Model scale influences stability: Qwen2.5-32B displays the greatest context sensitivity, suggesting that larger models adapt more flexibly to different financial contexts, while smaller models anchor more tightly. This is consistent with scaling-law effects, where increased model capacity enables more nuanced context-dependent behavior.
Alignment with Empirical Financial Metrics
Under category-specific prompts, LLM ranking preferences align most strongly with fundamental metrics, particularly free cash flow, which shows significant positive correlations across all models. Technical metrics such as average trading volume also exhibit moderate positive associations, confirming model sensitivity to market activity. Risk features (e.g., beta, volatility) display negative or weak correlations, indicating higher LLM confidence for lower-risk firms. The strength and direction of these relationships vary by model, with no clear advantage in scale or architecture.
These findings indicate that, when explicitly guided by context-specific prompts, LLMs can partially ground their preferences in relevant empirical financial data. However, the alignment is incomplete and variable, underscoring the influence of representation bias and the need for targeted calibration.

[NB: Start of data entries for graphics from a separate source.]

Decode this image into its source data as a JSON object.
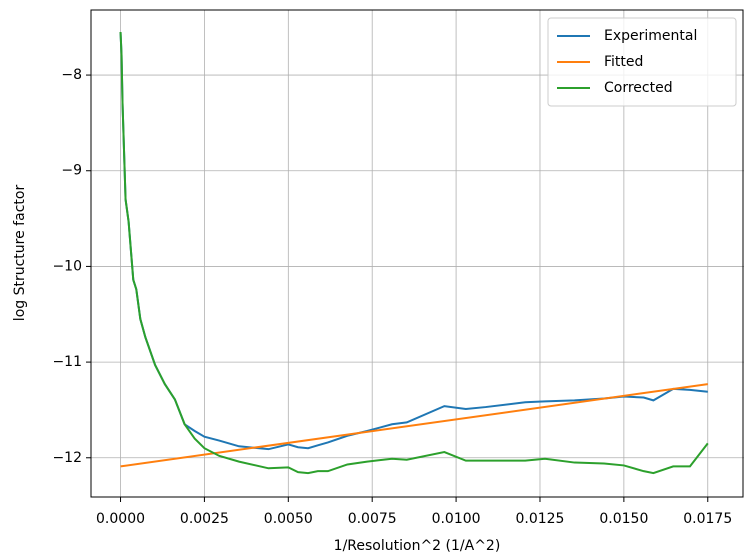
{
  "chart_data": {
    "type": "line",
    "xlabel": "1/Resolution^2 (1/A^2)",
    "ylabel": "log Structure factor",
    "x": [
      0,
      3e-05,
      6e-05,
      0.00015,
      0.00024,
      0.00038,
      0.00047,
      0.00059,
      0.00074,
      0.00103,
      0.00132,
      0.00162,
      0.00191,
      0.00221,
      0.0025,
      0.00294,
      0.00353,
      0.00441,
      0.005,
      0.00529,
      0.00559,
      0.00588,
      0.00618,
      0.00676,
      0.00735,
      0.00809,
      0.00853,
      0.00965,
      0.01029,
      0.01088,
      0.01206,
      0.01265,
      0.01353,
      0.01441,
      0.015,
      0.01559,
      0.01588,
      0.01647,
      0.01697,
      0.0175
    ],
    "series": [
      {
        "name": "Experimental",
        "color": "#1f77b4",
        "values": [
          -7.55,
          -7.79,
          -8.3,
          -9.3,
          -9.53,
          -10.14,
          -10.24,
          -10.55,
          -10.74,
          -11.03,
          -11.23,
          -11.39,
          -11.65,
          -11.72,
          -11.78,
          -11.82,
          -11.88,
          -11.91,
          -11.86,
          -11.89,
          -11.9,
          -11.87,
          -11.84,
          -11.77,
          -11.72,
          -11.65,
          -11.63,
          -11.46,
          -11.49,
          -11.47,
          -11.42,
          -11.41,
          -11.4,
          -11.38,
          -11.36,
          -11.37,
          -11.4,
          -11.28,
          -11.29,
          -11.31
        ]
      },
      {
        "name": "Fitted",
        "color": "#ff7f0e",
        "x": [
          0,
          0.0175
        ],
        "values": [
          -12.09,
          -11.23
        ]
      },
      {
        "name": "Corrected",
        "color": "#2ca02c",
        "values": [
          -7.55,
          -7.79,
          -8.3,
          -9.3,
          -9.53,
          -10.14,
          -10.24,
          -10.55,
          -10.74,
          -11.03,
          -11.23,
          -11.39,
          -11.65,
          -11.8,
          -11.9,
          -11.98,
          -12.04,
          -12.11,
          -12.1,
          -12.15,
          -12.16,
          -12.14,
          -12.14,
          -12.07,
          -12.04,
          -12.01,
          -12.02,
          -11.94,
          -12.03,
          -12.03,
          -12.03,
          -12.01,
          -12.05,
          -12.06,
          -12.08,
          -12.14,
          -12.16,
          -12.09,
          -12.09,
          -11.85
        ]
      }
    ],
    "xlim": [
      -0.00088,
      0.01858
    ],
    "ylim": [
      -12.41,
      -7.32
    ],
    "xticks": [
      {
        "value": 0,
        "label": "0.0000"
      },
      {
        "value": 0.0025,
        "label": "0.0025"
      },
      {
        "value": 0.005,
        "label": "0.0050"
      },
      {
        "value": 0.0075,
        "label": "0.0075"
      },
      {
        "value": 0.01,
        "label": "0.0100"
      },
      {
        "value": 0.0125,
        "label": "0.0125"
      },
      {
        "value": 0.015,
        "label": "0.0150"
      },
      {
        "value": 0.0175,
        "label": "0.0175"
      }
    ],
    "yticks": [
      {
        "value": -12,
        "label": "−12"
      },
      {
        "value": -11,
        "label": "−11"
      },
      {
        "value": -10,
        "label": "−10"
      },
      {
        "value": -9,
        "label": "−9"
      },
      {
        "value": -8,
        "label": "−8"
      }
    ],
    "grid": true,
    "legend": "upper right"
  }
}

Implications and Future Directions
The evidence demonstrates that open-source Qwen LLMs internalize economically meaningful financial structures but are also shaped by representation biases favoring firm size, visibility, and sector-specific priors. For practical deployment in financial decision support, model governance should incorporate:
- Bias Calibration: Adjust outputs to mitigate size and sector biases, especially in portfolio and risk management applications.
- Category-Specific Prompting: Employ targeted prompts and post-hoc consistency checks to enhance reliability and fairness.
- Stability Diagnostics: Monitor dispersion measures (SD/MAD on the logit scale) alongside performance metrics to assess model robustness.
The current analysis is limited to a specific universe of U.S. firms and pre-specified feature sets; results may differ with broader sampling or in non-U.S. markets. Correlations are descriptive, not causal, and out-of-sample trading performance is not evaluated. Future research should explore debiasing pipelines, counterfactual and mechanistic explanations of category priors, and the interplay of model scale versus architecture under controlled data curation.
Conclusion
This paper provides a systematic, multi-method assessment of representation bias in open-source financial LLMs, revealing that firm scale, valuation, and market structure are the primary drivers of model confidence, with sector and industry effects exerting substantial influence. LLMs exhibit partial grounding in empirical financial metrics under category-specific prompts but remain susceptible to biases that may compromise fairness and reliability in high-stakes investment applications. Sector-aware calibration, prompt engineering, and stability diagnostics are recommended for safe and effective deployment. The findings motivate further research into bias mitigation, model interpretability, and the development of governance frameworks for financial AI.